Faisant droit au moyen unique de l’assureur, la Cour de cassation casse l’arrêt d’appel, en énonçant « qu’en statuant ainsi, alors que la saisine préalable, par les maîtres de l’ouvrage, du conseil de l’ordre des architectes prévue dans un contrat les liant à l’architecte n’est pas une condition de recevabilité de l’action directe engagée par eux contre l’assureur de celui-ci » la cour d’appel avait violé l’article L. 123-4 du Code des assurances.

Ce faisant, cet arrêt – non publié – ne fait que reprendre la position de la Cour de cassation en la manière déjà énoncée par la troisième chambre civile le 18 décembre 2013 à l’occasion d’un arrêt publié au bulletin (Cass. 3e civ., 18 déc. 2016, n° 12-18439 : Bull. civ. III, n° 169 ; RGDA févr. 2014, p. 116, note Dessuet P. – RDI 2014, p. 105, note Boubli B.).

Cette position confirmée par l’arrêt commenté est cohérente avec l’orientation déjà ancienne de la Cour de cassation selon laquelle la mise en cause de l’assuré n’est pas une condition de recevabilité de l’action directe (Cass. 1re civ., 29 févr. 2000, n° 97-11811 : Bull. civ. I, n° 64 ; note Kullmann J. ; RGDA 2000, p. 1108 – Cass. 1re civ., 7 nov. 2000, n° 97-22582 : Bull. civ. I, n° 274 – Cass. 1re civ., 18 déc. 2001, n° 99-10298 – Cass. 1re civ., 15 mai 2002, n° 00-18541 : Bull. civ. III, n° 98 ; note Mayaux L., RGDA 2002, p. 747).

En effet, comment la Cour de cassation aurait-elle pu énoncer que le défaut de respect de la clause de conciliation obligatoire entre le maître d’ouvrage et l’architecte constituait une fin de non-recevoir à l’action directe alors que la mise en cause de l’architecte lui-même n’est pas une condition de la recevabilité de l’action directe ?

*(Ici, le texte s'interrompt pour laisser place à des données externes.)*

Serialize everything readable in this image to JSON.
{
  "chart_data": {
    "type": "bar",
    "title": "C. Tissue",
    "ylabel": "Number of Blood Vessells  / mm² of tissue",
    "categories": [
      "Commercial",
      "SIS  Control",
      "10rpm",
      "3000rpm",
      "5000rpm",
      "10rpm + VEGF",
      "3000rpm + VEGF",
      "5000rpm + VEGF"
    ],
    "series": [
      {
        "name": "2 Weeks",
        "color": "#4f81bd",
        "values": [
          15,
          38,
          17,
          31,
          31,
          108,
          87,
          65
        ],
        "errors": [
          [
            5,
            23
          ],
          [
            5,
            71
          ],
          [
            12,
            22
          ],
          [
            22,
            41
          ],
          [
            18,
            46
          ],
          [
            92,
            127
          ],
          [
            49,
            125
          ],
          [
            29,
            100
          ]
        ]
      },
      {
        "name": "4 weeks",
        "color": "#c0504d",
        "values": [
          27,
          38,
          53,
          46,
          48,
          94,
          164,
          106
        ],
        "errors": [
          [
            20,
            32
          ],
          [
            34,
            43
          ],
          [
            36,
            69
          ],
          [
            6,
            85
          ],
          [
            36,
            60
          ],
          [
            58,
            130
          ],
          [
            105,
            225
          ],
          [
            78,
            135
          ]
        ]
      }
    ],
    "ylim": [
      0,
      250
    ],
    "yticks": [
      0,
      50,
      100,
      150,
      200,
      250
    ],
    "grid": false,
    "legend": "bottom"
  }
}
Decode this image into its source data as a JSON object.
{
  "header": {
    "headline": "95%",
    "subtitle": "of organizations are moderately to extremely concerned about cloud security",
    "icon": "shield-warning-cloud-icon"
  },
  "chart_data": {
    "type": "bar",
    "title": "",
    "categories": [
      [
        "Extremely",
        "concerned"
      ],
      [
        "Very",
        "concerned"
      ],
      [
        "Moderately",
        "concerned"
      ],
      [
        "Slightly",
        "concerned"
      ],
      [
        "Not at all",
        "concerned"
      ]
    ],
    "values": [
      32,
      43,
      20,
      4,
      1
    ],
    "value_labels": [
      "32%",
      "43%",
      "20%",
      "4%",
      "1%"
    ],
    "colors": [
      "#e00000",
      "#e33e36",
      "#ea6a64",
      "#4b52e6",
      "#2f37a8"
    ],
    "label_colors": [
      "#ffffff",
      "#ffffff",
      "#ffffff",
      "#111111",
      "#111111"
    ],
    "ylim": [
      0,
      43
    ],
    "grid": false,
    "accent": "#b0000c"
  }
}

On relèvera qu’au cours de cette même année 2016, la même troisième chambre civile a eu l’occasion de préciser par un arrêt publié (Cass. 3e civ., 19 mai 2016, n° 15-14464, PB) que le moyen tiré du défaut de mise en œuvre d’une clause qui instituait une procédure de conciliation obligatoire et préalable à la saisine du juge, constituait une fin de non-recevoir à l’action du maître d’ouvrage à encontre de l’architecte responsable ; quand bien même les modalités de sa mise en œuvre ne soient assorties d’aucune précision.